VCs look at your company like the farmer's pig.

Startups are designed to follow the normal distribution or bell curve in their lifecycle. After a specific amount of time, it is no longer viable to continue growing the company.

In most mathematical modeling textbooks, a problem poses the question of how long one can feed a pig before growth slows beyond the input. VCs look at your company like the farmer's pig.
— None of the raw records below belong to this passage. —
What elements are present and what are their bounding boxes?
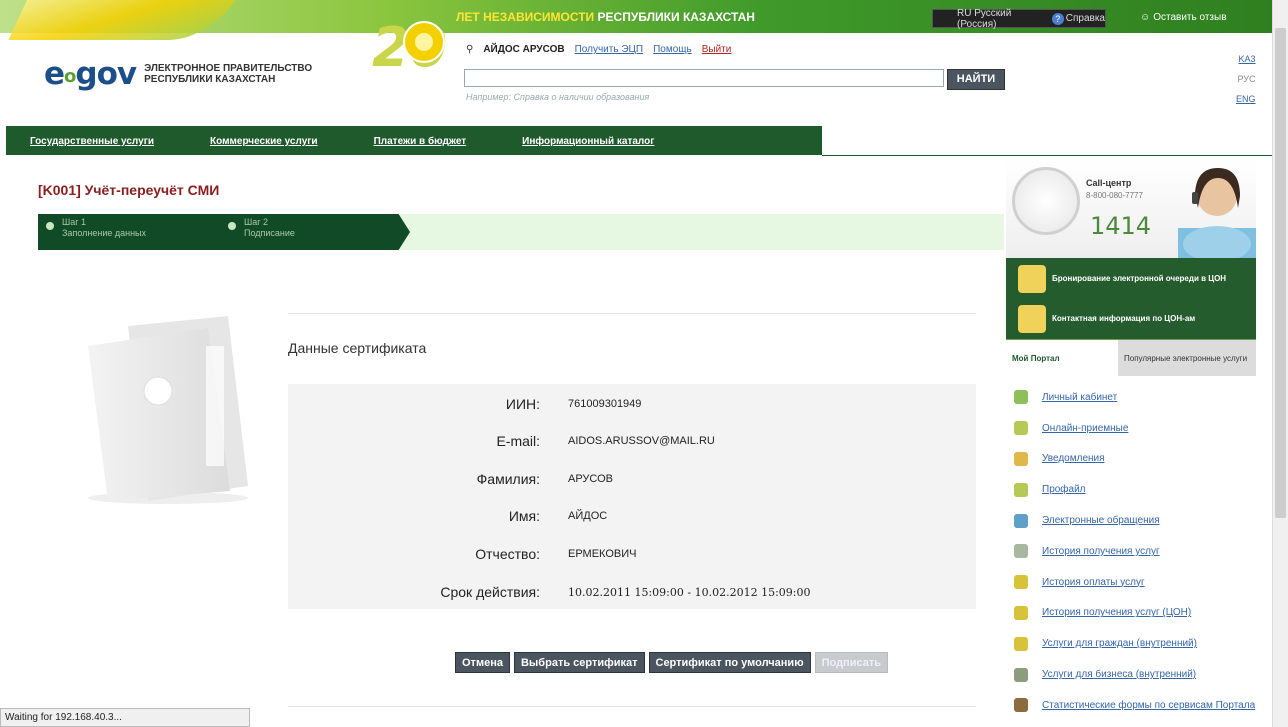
logo-text: ЭЛЕКТРОННОЕ ПРАВИТЕЛЬСТВО РЕСПУБЛИКИ КАЗ… — [144, 63, 313, 85]
sidebar-item-online-reception[interactable]: Онлайн-приемные — [1006, 413, 1256, 444]
sidebar-item-personal-cabinet[interactable]: Личный кабинет — [1006, 382, 1256, 413]
help-link[interactable]: ? Справка — [1051, 12, 1105, 25]
page-title: [K001] Учёт-переучёт СМИ — [38, 182, 220, 198]
nav-info-catalog[interactable]: Информационный каталог — [494, 126, 682, 155]
pencil-icon — [1014, 421, 1028, 436]
phone-icon — [1012, 167, 1080, 235]
get-signature-link[interactable]: Получить ЭЦП — [575, 44, 644, 55]
step-dot-icon — [46, 222, 54, 230]
certificate-title: Данные сертификата — [288, 340, 427, 356]
cert-row-patronymic: Отчество: ЕРМЕКОВИЧ — [475, 546, 637, 562]
feedback-link[interactable]: ☺ Оставить отзыв — [1140, 12, 1227, 23]
sign-button[interactable]: Подписать — [814, 652, 888, 673]
divider — [288, 706, 976, 707]
default-certificate-button[interactable]: Сертификат по умолчанию — [648, 652, 811, 673]
sidebar-item-profile[interactable]: Профайл — [1006, 474, 1256, 505]
appeal-icon — [1014, 513, 1028, 528]
user-icon: ⚲ — [466, 44, 474, 55]
binder-illustration — [88, 316, 248, 504]
con-history-icon — [1014, 605, 1028, 620]
call-center-label: Call-центр — [1086, 178, 1132, 188]
search-input[interactable] — [464, 69, 944, 87]
cert-row-validity: Срок действия: 10.02.2011 15:09:00 - 10.… — [440, 584, 811, 600]
sidebar-item-business-services[interactable]: Услуги для бизнеса (внутренний) — [1006, 659, 1256, 690]
step-2: Шаг 2 Подписание — [220, 214, 410, 250]
business-icon — [1014, 667, 1028, 682]
language-select[interactable]: RU Русский (Россия) ? Справка — [932, 8, 1106, 30]
tab-popular-services[interactable]: Популярные электронные услуги — [1118, 340, 1256, 376]
sidebar-item-e-appeals[interactable]: Электронные обращения — [1006, 505, 1256, 536]
cert-row-iin: ИИН: 761009301949 — [505, 396, 642, 412]
statistics-icon — [1014, 698, 1028, 713]
top-banner: ЛЕТ НЕЗАВИСИМОСТИ РЕСПУБЛИКИ КАЗАХСТАН R… — [0, 0, 1272, 40]
decorative-ribbon — [8, 0, 242, 40]
sidebar-item-notifications[interactable]: Уведомления — [1006, 444, 1256, 475]
action-buttons: Отмена Выбрать сертификат Сертификат по … — [455, 652, 888, 673]
page: { "banner": { "text_highlight": "ЛЕТ НЕЗ… — [0, 0, 1288, 727]
sidebar-item-con-history[interactable]: История получения услуг (ЦОН) — [1006, 598, 1256, 629]
cert-row-firstname: Имя: АЙДОС — [508, 508, 608, 524]
call-center-phone: 8-800-080-7777 — [1086, 191, 1143, 200]
operator-avatar — [1178, 168, 1256, 258]
queue-icon — [1018, 264, 1046, 293]
browser-status-bar: Waiting for 192.168.40.3... — [0, 708, 250, 727]
exit-link[interactable]: Выйти — [702, 44, 732, 55]
cert-row-email: E-mail: AIDOS.ARUSSOV@MAIL.RU — [496, 433, 715, 449]
lang-rus[interactable]: РУС — [1236, 74, 1255, 84]
user-name: АЙДОС АРУСОВ — [483, 44, 565, 55]
book-queue-banner[interactable]: Бронирование электронной очереди в ЦОН — [1006, 258, 1256, 300]
choose-certificate-button[interactable]: Выбрать сертификат — [513, 652, 645, 673]
call-center-short-number: 1414 — [1090, 212, 1152, 240]
scrollbar[interactable] — [1272, 0, 1288, 727]
certificate-table: ИИН: 761009301949 E-mail: AIDOS.ARUSSOV@… — [288, 384, 976, 609]
lang-kaz[interactable]: KA3 — [1236, 54, 1256, 64]
nav-divider — [822, 155, 1272, 156]
sidebar-item-payment-history[interactable]: История оплаты услуг — [1006, 567, 1256, 598]
history-icon — [1014, 544, 1028, 559]
help-icon: ? — [1051, 12, 1064, 25]
contacts-icon — [1018, 304, 1046, 333]
home-icon — [1014, 390, 1028, 405]
feedback-icon: ☺ — [1140, 12, 1151, 23]
sidebar-item-service-history[interactable]: История получения услуг — [1006, 536, 1256, 567]
banner-text: ЛЕТ НЕЗАВИСИМОСТИ РЕСПУБЛИКИ КАЗАХСТАН — [456, 10, 755, 24]
step-1: Шаг 1 Заполнение данных — [38, 214, 228, 250]
sidebar-item-statistical-forms[interactable]: Статистические формы по сервисам Портала — [1006, 690, 1256, 721]
language-switcher: KA3 РУС ENG — [1236, 54, 1256, 104]
egov-logo[interactable]: eogov ЭЛЕКТРОННОЕ ПРАВИТЕЛЬСТВО РЕСПУБЛИ… — [44, 56, 344, 92]
search-button[interactable]: НАЙТИ — [947, 69, 1005, 90]
step-progress: Шаг 1 Заполнение данных Шаг 2 Подписание — [38, 214, 1004, 250]
divider — [288, 313, 976, 314]
lang-eng[interactable]: ENG — [1236, 94, 1256, 104]
search-hint: Например: Справка о наличии образования — [466, 92, 650, 102]
sidebar-item-citizen-services[interactable]: Услуги для граждан (внутренний) — [1006, 628, 1256, 659]
nav-commercial-services[interactable]: Коммерческие услуги — [182, 126, 346, 155]
tab-my-portal[interactable]: Мой Портал — [1006, 340, 1118, 376]
sidebar-tabs: Мой Портал Популярные электронные услуги — [1006, 340, 1256, 376]
notification-icon — [1014, 451, 1028, 466]
nav-budget-payments[interactable]: Платежи в бюджет — [346, 126, 495, 155]
sidebar-menu: Личный кабинет Онлайн-приемные Уведомлен… — [1006, 382, 1256, 721]
scrollbar-thumb[interactable] — [1275, 28, 1286, 518]
payment-icon — [1014, 575, 1028, 590]
cert-row-lastname: Фамилия: АРУСОВ — [476, 471, 614, 487]
help-link-header[interactable]: Помощь — [653, 44, 692, 55]
user-bar: ⚲ АЙДОС АРУСОВ Получить ЭЦП Помощь Выйти — [466, 44, 731, 55]
nav-gov-services[interactable]: Государственные услуги — [6, 126, 182, 155]
main-nav: Государственные услуги Коммерческие услу… — [6, 126, 822, 157]
cancel-button[interactable]: Отмена — [455, 652, 510, 673]
profile-icon — [1014, 482, 1028, 497]
citizen-icon — [1014, 636, 1028, 651]
con-contacts-banner[interactable]: Контактная информация по ЦОН-ам — [1006, 298, 1256, 340]
logo-mark: eogov — [44, 56, 137, 92]
step-dot-icon — [228, 222, 236, 230]
independence-20-emblem: 20 — [372, 16, 447, 79]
At some point, growth slows to a point where further investment is no longer viable.

Planned obsolescence

Everything from phones to toothbrushes has been engineered to last a specific amount of time before becoming inoperable. However, what most founders do not know is that their VC-backed startup is also designed to only last so long before no longer being viable.

Culling

When the farmer takes a pig to market, they have new ones ready to restart the cycle. The same is true for the VC. Your company is a pig that the VC wants to get to the top of the bell curve before selling. Like the farmer with a sick pig, they get rid of it quickly if that does not happen.

Competition

A farmer puts feed out each day for all of the pigs. The most aggressive pigs get more food than the timid ones. This means they grow faster than the others. It also means they are taken to market first. Sound familiar?

Genetics

Some breeds of pigs grow faster than others, with all else equal. The pigs raised today are different from those of just fifty years ago. So, too, are the companies that VCs invest in. What farmers and VCs want are investments that grow the fastest given an equal amount of input.

Market demand

Pork and whatever the startup market produces sometimes loses favor. During these times, the farmer and VC will likely clear their portfolios of doomed investments. After all, there are investments for every market.

Conclusion

When you consider your company as livestock, you get a simplified model of what investors want and how to best position yourself to maximize growth.